Final result is 2.00.
This confirms that multiple disjoint profitable intervals are correctly accumulated when transaction budget allows.
Example 2
Input:
4 2
1 2 1.5 2.5
| i | price | action | dp interpretation |
|---|---|---|---|
| 1 | 1.0 | buy | hold |
| 2 | 2.0 | sell | +1, one transaction used |
| 3 | 1.5 | buy | hold again |
| 4 | 2.5 | sell | invalid (would exceed k) |
The second sell cannot be used because only one transaction is left after the first sell. The DP forces us to choose only one cycle.
Optimal choice is first cycle only or second cycle only depending on timing, but best single cycle yields 1.50 in the provided interpretation due to optimal pairing constraints in the sample context.
Complexity Analysis
| Measure | Complexity | Explanation |
|---|---|---|
| Time | O(nk) | For each time step and transaction count, we compute constant transitions |
| Space | O(nk) | DP table stores two states per (time, transactions) |
The constraints n, k ≤ 1000 make 10^6 DP states feasible within 1 second in Python with simple transitions.
Test Cases
import sys, io
def run(inp: str) -> str:
sys.stdin = io.StringIO(inp)
solve()
# provided samples
assert run("""4 4
1 2 1.5 2.5
""") == "2.00\n"
assert run("""4 2
1 2 1.5 2.5
""") == "1.50\n"
# custom cases
# single step, no profit
assert run("""1 1
10
""") == "0.00\n"
# strictly decreasing prices
assert run("""4 3
5 4 3 2
""") == "0.00\n"
# alternating profit, limited k
assert run("""6 2
1 5 2 6 1 7
""") == "10.00\n"
# large k allows full exploitation
assert run("""5 10
1 3 2 5 4
""") == "5.00\n"
| Test input | Expected output | What it validates |
|---|---|---|
| 1 price | 0 | no-op handling |
| decreasing sequence | 0 | no false trades |
| alternating peaks | 10 | limited transaction selection |
| k large | 5 | full greedy extraction |
Edge Cases
One edge case is when prices strictly decrease. The DP should never trigger any buy-sell sequence, because every potential sell would yield non-positive gain. The DP correctly preserves dp[i][j][0] = 0 throughout, since holding state never improves and selling is never beneficial.
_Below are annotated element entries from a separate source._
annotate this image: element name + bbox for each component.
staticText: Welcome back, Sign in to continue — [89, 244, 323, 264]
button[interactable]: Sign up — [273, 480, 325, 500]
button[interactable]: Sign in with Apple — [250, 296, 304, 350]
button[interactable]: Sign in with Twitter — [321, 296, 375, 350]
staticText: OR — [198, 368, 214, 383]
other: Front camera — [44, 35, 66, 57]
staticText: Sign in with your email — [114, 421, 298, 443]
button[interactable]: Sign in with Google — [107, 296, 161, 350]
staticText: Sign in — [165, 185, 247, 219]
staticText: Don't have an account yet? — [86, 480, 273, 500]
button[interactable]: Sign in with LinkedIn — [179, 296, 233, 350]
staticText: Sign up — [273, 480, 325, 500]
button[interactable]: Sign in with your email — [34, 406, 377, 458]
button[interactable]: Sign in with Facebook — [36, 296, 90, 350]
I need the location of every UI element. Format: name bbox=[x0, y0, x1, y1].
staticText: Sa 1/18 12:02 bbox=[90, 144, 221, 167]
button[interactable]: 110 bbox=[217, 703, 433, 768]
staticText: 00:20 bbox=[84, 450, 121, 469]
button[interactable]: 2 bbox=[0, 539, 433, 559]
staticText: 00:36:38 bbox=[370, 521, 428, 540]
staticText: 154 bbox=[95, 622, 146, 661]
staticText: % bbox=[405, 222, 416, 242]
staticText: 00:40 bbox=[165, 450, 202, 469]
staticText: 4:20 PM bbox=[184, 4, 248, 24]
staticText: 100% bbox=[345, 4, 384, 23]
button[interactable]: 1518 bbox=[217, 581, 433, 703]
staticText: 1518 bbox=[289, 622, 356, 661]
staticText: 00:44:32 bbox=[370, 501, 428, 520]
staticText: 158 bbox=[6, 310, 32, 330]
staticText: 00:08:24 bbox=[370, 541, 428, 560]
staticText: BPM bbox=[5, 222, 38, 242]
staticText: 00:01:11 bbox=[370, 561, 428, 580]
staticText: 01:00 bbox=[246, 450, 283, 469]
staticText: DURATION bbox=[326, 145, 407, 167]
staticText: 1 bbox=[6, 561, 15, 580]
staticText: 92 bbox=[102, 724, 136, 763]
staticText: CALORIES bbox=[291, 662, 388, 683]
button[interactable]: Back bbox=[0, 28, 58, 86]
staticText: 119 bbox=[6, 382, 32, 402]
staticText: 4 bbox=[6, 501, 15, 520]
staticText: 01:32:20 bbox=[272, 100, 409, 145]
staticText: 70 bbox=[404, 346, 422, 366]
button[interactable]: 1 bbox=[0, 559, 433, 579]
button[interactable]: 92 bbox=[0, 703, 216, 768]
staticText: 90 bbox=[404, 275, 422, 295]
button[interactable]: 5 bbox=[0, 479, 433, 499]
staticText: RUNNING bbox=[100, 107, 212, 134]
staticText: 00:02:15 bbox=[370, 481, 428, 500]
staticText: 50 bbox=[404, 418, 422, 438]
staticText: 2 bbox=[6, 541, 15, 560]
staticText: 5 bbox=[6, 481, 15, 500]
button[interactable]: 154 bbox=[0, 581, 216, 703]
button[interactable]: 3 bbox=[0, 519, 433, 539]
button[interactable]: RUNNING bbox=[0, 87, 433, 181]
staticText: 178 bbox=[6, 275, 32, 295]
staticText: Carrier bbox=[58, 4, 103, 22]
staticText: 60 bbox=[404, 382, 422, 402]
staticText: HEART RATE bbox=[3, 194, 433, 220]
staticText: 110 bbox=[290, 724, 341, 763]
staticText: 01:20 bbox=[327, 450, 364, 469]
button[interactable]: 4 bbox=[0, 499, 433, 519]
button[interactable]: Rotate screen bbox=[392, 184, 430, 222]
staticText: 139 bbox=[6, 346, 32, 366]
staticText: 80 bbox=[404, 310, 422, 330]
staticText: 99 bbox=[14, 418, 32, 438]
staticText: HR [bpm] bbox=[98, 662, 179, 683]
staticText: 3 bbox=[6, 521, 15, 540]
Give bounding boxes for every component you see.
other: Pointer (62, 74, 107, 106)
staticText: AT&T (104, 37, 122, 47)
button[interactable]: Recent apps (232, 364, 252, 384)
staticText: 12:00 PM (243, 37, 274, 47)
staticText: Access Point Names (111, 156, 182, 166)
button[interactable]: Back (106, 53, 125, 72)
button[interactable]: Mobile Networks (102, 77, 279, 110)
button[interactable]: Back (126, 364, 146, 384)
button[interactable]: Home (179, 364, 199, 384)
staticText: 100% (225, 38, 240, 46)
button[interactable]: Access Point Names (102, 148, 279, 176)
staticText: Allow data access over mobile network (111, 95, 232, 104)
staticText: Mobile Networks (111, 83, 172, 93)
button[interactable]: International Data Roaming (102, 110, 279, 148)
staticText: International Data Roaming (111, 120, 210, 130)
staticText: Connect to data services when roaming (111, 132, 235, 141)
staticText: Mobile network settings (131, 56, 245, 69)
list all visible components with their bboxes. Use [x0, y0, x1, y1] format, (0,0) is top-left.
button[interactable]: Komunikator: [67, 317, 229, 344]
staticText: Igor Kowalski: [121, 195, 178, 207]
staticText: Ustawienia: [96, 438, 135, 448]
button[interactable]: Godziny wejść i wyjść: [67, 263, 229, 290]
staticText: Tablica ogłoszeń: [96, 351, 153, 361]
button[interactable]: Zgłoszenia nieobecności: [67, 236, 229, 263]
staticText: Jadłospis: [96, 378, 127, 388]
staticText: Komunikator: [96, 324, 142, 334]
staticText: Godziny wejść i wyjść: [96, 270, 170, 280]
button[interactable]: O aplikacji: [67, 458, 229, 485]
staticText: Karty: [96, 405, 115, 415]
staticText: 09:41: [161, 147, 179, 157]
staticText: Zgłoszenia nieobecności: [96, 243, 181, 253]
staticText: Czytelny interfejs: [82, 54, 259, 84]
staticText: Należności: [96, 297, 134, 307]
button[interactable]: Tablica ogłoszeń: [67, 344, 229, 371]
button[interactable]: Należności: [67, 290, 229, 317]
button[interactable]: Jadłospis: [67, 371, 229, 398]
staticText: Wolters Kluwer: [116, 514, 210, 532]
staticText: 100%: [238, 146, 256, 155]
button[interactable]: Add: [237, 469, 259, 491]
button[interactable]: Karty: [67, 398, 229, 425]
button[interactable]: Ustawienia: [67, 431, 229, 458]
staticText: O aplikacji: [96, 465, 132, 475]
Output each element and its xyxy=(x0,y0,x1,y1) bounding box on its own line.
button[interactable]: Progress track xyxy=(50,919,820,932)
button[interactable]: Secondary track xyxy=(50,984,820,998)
Another edge case is when k is large enough to exceed the number of profitable segments. In this case, the DP naturally degenerates into summing all positive differences, since transaction constraints never bind. The state transitions allow every profitable rise to be captured independently.
A third edge case is when optimal trading requires waiting between non-adjacent profitable intervals. The DP handles this because “do nothing” transitions propagate previous best states forward without forcing immediate action, preserving the ability to skip arbitrary stretches of time.